In social science research we often use data that is nominal or ordinal in nature. Data is displayed in categories with associated frequency counts. In this tutorial I will use a set of hypothetical data that examines the relationship between income and political party identification among a group of registered voters. The variable “income” will be considered ordinal in nature and consists of categories of income in thousands as follows:

“< 25”; “25-50”; “51-100” and “>100”

Political party identification is nominal in nature with the following categories:

“Dem”, “Rep”, “Indep”

Frequency counts of individuals that fall into each category are numeric. In the first example we will create a table by entering the data as a data frame and displaying the results. When using this method it is a good idea to set up the table on paper before entering the data into R. This will help to make sure that all cases and factors are entered correctly. The table I want to generate will look like this:

party
income                 Dem Rep Indep
<25                             15    5      10
26-50                        20   15    15
51-100                     10   20    10
>100                            5    30    10

To enter the above into a data frame use the following on the command line:

> partydata <- data.frame(expand.grid(income=c(“<25″,”25-50″,”51-100″,”>100″), party=c(“Dem”,”Rep”, “Indep”)),count=c(15,20,10,5,5,15,20,30,10,15,10,10))
>

Make sure the syntax is exactly as shown and make sure the entire script is on the same line or has done an automatic return to the next line in your R console. When the command runs without error you can view the data by entering:

> partydata

The following output is produced:

> partydata
income                    party         count
1 <25                         Dem            15
2 25-50                    Dem            20
3 51-100                 Dem           10
4 >100                      Dem             5
5 <25                         Rep               5
6 25-50                    Rep              15
7 51-100                 Rep              20
8 >100                      Rep              30
9 <25                         Indep          10
10 25-50                 Indep          15
11 51-100              Indep          10
12 >100                   Indep          10
>

At this point the data is in frequency rather that table or matrix form. To view a summary of information about the data use the command:

>str(partydata)

You will see:

> str(partydata)
‘data.frame’: 12 obs. of 3 variables:
$ income: Factor w/ 4 levels “<25″,”26-50”,..: 1 2 3 4 1 2 3 4 1 2 …
$ party : Factor w/ 3 levels “Dem”,”Rep”,”Indep”: 1 1 1 1 2 2 2 2 3 3 …
$ count : num 15 20 10 5 5 15 20 30 10 15 …

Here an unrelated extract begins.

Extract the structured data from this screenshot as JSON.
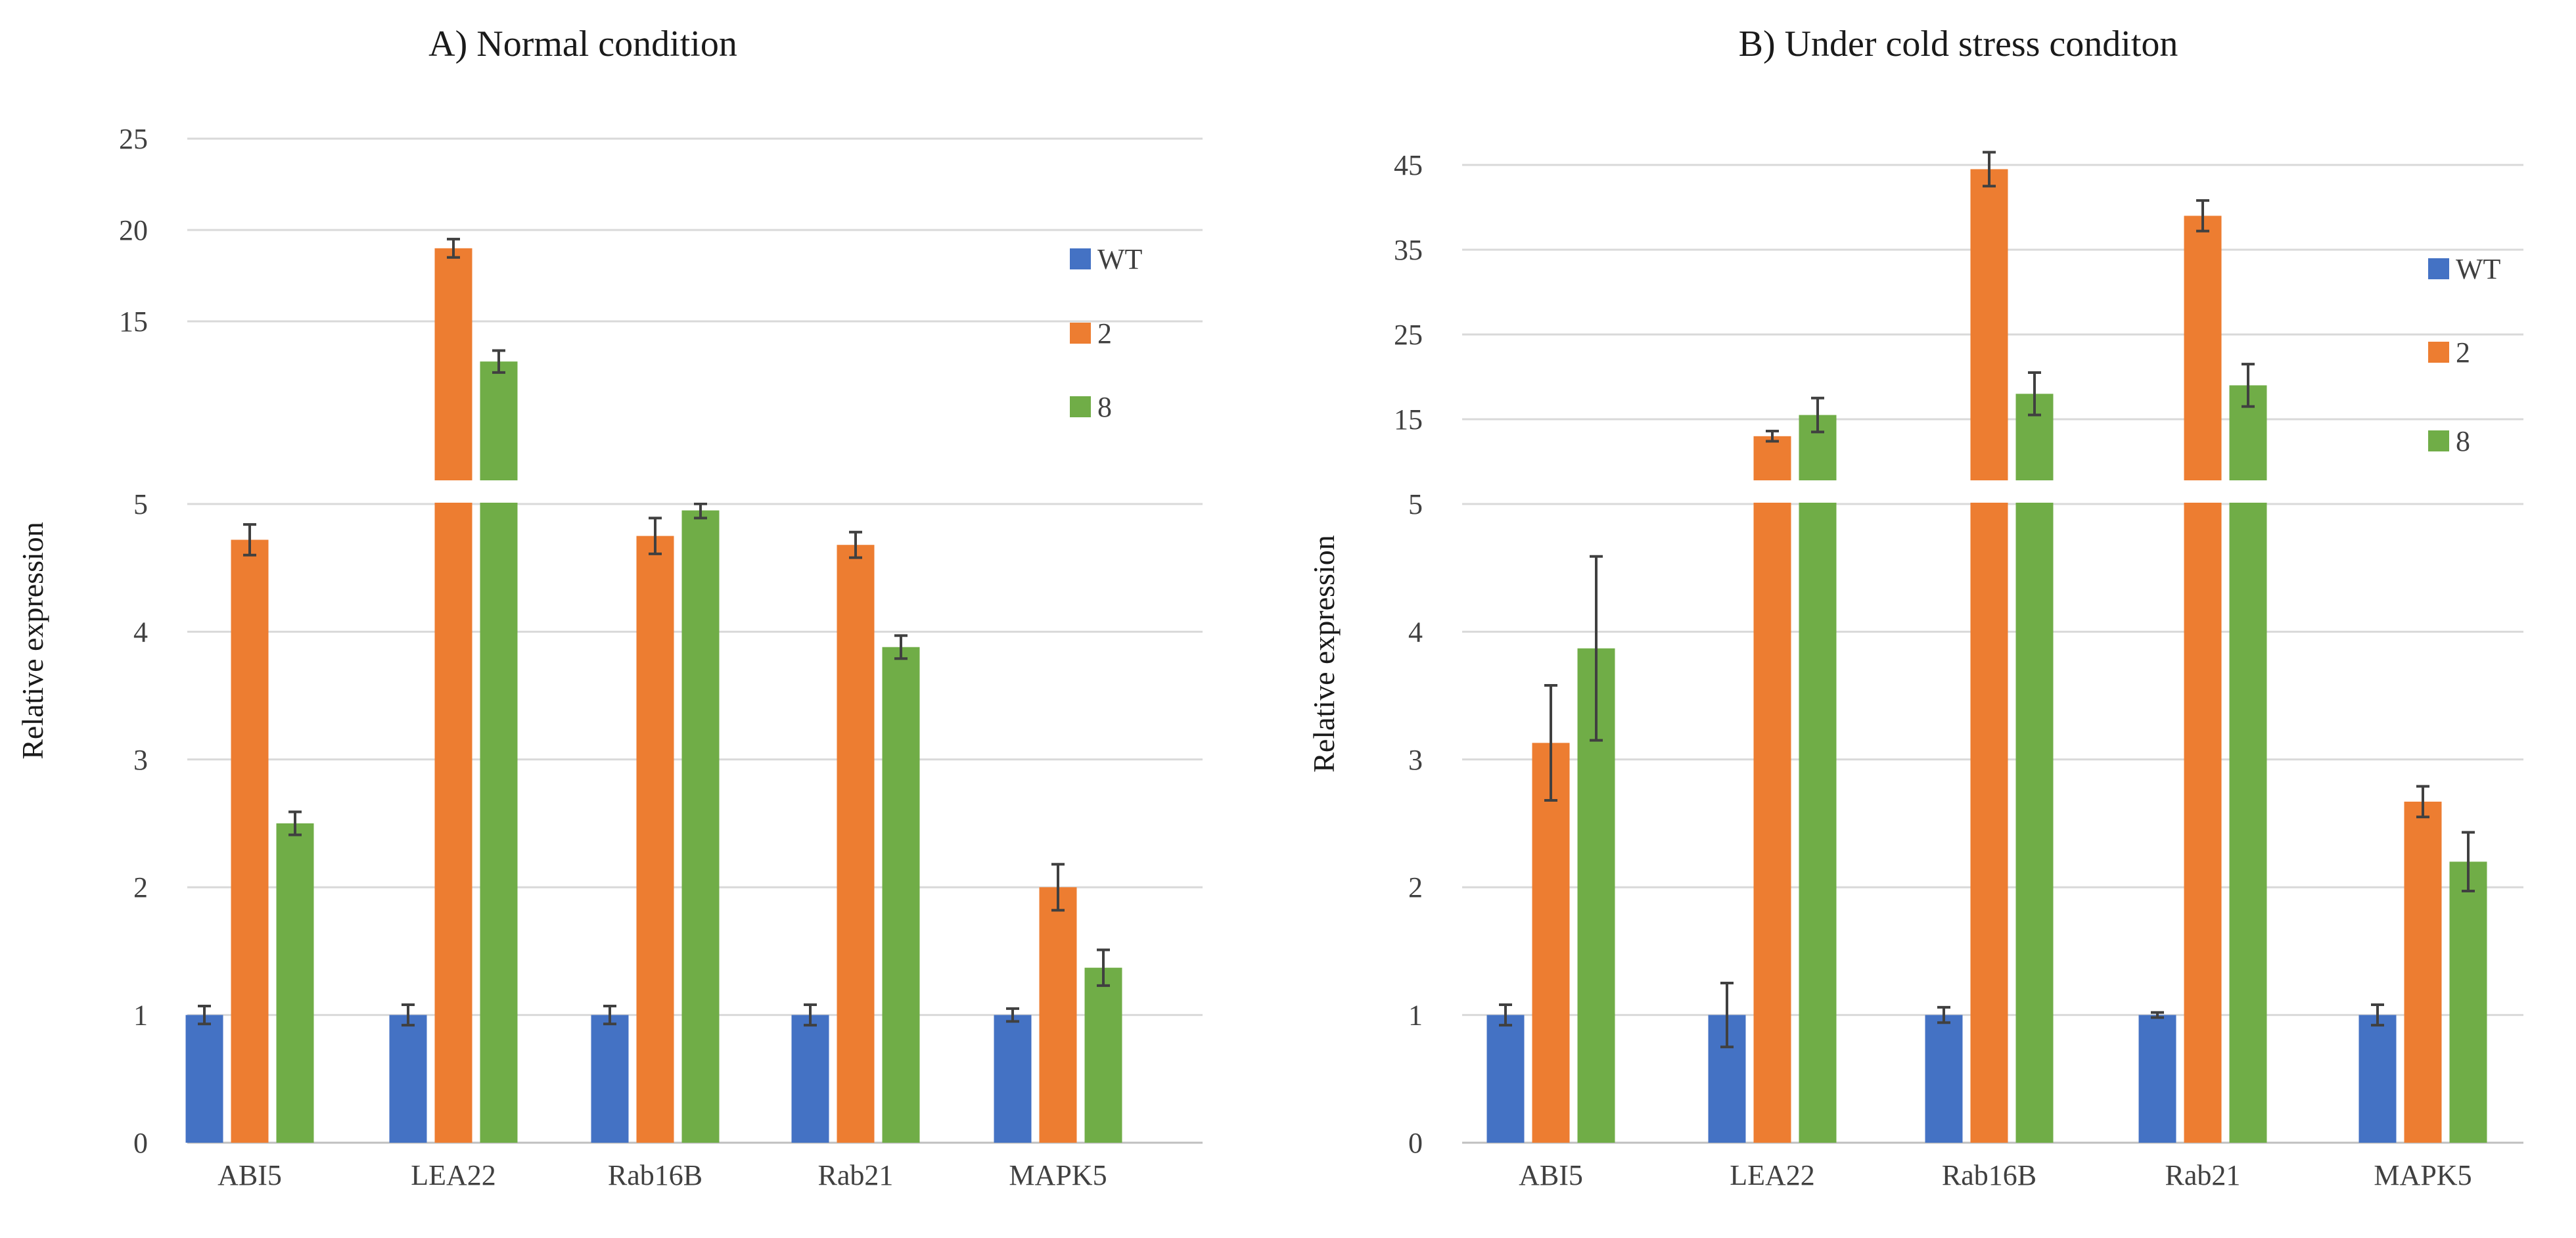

To convert the data into tabular format use the command xtabs to perform a cross tabulation. I have named the resulting table “tabs”:

>tabs <- xtabs(count ~income + party, data=partydata)

To view the resulting table use:

> tabs
                                                        party
income                              Dem Rep Indep
<25                                        15      5        10
26-50                                   20      15      15
51-100                                10      20      10
>100                                       5       30      10
>

This produces a table in the desired format. To do a quick analysis of the table that produces a Chi-square statistic use the command:

> summary(tabs)

The output is

> summary(tabs)
Call: xtabs(formula = count ~ income + party, data = partydata)
Number of cases in table: 165
Number of factors: 2
Test for independence of all factors:
Chisq = 25.556, df = 6, p-value = 0.0002693
>

In future tutorials I will discuss many of the other resources that are available with the vcd package for manipulating and analyzing data in a tabular format.